Se si paga un affitto, è naturale chiedersi se si ha diritto a una detrazione fiscale. La risposta è sì, ma solo in determinate condizioni. Non chiunque percepisca un affitto può richiedere il modello 730, bensì chi lo paga e rientra in specifiche categorie previste dalla legge.

In particolare, la detrazione spetta a chi vive in un appartamento locato con contratto a canone concordato, ossia un accordo stipulato secondo le regole di mercato definite da accordi locali tra proprietari e inquilini. Questi contratti, noti come "regime convenzionale", permettono di ottenere un beneficio fiscale pari al 20% dell’importo pagato, fino a un massimo di 300 euro annui (quindi una detrazione effettiva di 60 euro).

Per richiedere questa agevolazione, è necessario compilare il rigo E71, codice 2, nel modello 730 dell’anno in corso. È importante conservare tutti i documenti che attestano il pagamento dell’affitto, come i bollettini postali o le ricevute firmate dal proprietario, poiché potrebbero essere richiesti in sede di controllo.

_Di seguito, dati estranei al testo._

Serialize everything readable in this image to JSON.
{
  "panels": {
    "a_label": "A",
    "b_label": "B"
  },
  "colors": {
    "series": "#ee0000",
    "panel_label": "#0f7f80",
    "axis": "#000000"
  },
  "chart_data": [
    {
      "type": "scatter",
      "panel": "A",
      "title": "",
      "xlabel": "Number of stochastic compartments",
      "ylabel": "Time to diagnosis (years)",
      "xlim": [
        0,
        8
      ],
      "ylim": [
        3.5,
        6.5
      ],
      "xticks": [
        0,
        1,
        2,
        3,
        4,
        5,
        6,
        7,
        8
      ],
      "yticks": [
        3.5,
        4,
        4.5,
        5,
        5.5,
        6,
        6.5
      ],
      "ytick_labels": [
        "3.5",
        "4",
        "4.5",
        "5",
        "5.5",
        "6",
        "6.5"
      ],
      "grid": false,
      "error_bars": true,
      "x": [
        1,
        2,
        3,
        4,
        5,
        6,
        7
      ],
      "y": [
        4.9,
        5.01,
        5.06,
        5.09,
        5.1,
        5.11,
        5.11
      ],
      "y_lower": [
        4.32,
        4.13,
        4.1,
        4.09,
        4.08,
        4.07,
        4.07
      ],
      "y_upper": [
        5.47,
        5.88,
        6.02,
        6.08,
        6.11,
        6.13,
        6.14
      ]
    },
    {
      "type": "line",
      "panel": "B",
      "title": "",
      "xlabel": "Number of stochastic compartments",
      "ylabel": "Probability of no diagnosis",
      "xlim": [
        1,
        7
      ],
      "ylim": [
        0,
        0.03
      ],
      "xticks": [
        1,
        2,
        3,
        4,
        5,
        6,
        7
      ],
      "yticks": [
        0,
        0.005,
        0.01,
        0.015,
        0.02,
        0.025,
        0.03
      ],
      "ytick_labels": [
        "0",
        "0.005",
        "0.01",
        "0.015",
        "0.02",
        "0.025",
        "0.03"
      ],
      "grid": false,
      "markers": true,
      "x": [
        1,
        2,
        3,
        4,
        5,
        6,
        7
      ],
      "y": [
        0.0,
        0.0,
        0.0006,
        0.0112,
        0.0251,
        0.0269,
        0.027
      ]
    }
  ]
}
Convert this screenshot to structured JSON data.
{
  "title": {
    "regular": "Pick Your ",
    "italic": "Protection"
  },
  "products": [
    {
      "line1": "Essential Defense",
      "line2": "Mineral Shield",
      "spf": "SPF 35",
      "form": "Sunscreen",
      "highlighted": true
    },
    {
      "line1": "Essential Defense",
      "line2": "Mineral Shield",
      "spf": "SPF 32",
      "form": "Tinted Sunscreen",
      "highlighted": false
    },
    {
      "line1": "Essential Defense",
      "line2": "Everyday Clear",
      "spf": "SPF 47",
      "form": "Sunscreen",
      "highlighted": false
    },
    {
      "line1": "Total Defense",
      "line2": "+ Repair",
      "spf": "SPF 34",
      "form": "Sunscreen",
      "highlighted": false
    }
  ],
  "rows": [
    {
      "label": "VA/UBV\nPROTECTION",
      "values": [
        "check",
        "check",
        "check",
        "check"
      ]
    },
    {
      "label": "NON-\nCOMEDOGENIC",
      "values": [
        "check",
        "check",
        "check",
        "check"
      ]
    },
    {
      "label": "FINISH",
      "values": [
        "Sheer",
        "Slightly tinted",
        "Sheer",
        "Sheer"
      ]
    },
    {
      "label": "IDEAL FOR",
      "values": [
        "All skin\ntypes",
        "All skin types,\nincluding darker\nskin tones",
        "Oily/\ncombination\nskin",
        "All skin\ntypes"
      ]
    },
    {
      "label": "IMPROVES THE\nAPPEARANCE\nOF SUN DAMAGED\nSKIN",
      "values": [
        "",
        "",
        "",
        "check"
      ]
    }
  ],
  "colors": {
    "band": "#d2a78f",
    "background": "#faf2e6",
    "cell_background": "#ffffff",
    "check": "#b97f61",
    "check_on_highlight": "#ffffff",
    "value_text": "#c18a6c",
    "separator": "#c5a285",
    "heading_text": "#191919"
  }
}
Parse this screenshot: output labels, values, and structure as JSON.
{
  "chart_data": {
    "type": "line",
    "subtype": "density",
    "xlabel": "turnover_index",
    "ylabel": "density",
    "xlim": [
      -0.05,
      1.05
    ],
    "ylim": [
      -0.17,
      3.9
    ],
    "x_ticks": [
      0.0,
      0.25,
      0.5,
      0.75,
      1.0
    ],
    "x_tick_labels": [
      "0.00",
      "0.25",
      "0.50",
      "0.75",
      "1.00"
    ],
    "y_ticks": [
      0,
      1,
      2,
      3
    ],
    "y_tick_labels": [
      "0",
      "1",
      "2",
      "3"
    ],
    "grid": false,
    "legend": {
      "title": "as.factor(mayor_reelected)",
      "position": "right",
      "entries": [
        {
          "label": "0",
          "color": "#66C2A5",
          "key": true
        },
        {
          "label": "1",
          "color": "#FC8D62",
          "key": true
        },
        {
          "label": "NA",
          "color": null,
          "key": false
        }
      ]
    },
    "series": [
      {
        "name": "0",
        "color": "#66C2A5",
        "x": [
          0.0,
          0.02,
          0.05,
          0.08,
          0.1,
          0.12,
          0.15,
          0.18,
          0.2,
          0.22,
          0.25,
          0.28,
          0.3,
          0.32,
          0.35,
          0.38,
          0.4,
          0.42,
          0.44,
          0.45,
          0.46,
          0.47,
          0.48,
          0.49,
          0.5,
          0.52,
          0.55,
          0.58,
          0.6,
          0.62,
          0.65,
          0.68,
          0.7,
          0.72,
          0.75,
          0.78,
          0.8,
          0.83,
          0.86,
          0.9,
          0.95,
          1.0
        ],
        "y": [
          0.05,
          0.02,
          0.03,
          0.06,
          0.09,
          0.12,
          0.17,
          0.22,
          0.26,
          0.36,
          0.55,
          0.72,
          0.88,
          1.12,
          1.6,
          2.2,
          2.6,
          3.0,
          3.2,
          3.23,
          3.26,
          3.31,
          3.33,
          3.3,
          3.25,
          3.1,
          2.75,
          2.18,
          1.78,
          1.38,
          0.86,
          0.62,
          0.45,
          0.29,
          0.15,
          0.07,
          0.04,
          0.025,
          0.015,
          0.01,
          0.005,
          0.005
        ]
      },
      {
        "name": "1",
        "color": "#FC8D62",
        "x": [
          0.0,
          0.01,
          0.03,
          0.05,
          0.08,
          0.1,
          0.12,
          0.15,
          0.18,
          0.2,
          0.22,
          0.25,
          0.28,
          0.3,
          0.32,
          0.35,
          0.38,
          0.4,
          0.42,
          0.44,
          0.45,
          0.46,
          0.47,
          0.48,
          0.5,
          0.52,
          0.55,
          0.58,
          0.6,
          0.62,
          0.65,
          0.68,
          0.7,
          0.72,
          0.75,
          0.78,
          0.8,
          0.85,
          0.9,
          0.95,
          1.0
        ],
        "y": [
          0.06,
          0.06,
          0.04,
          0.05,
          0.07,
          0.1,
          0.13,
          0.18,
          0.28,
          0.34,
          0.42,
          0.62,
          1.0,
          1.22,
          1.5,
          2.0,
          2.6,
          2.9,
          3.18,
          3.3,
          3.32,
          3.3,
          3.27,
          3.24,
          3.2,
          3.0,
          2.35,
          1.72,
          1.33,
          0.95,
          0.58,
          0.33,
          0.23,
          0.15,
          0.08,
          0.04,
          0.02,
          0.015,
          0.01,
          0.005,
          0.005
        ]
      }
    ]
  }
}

Da notare che questa detrazione non è cumulabile con altre agevolazioni per l’abitazione, come quelle per i mutui prima casa. Inoltre, non è prevista per contratti liberi o commerciali, ma solo per quelli in regime di canone concordato.

Insomma, se si è inquilini con un contratto regolare di questo tipo, conviene non farsi scappare questa opportunità. Un piccolo risparmio, ma pur sempre benvenuto in tempi di bollette alle stelle.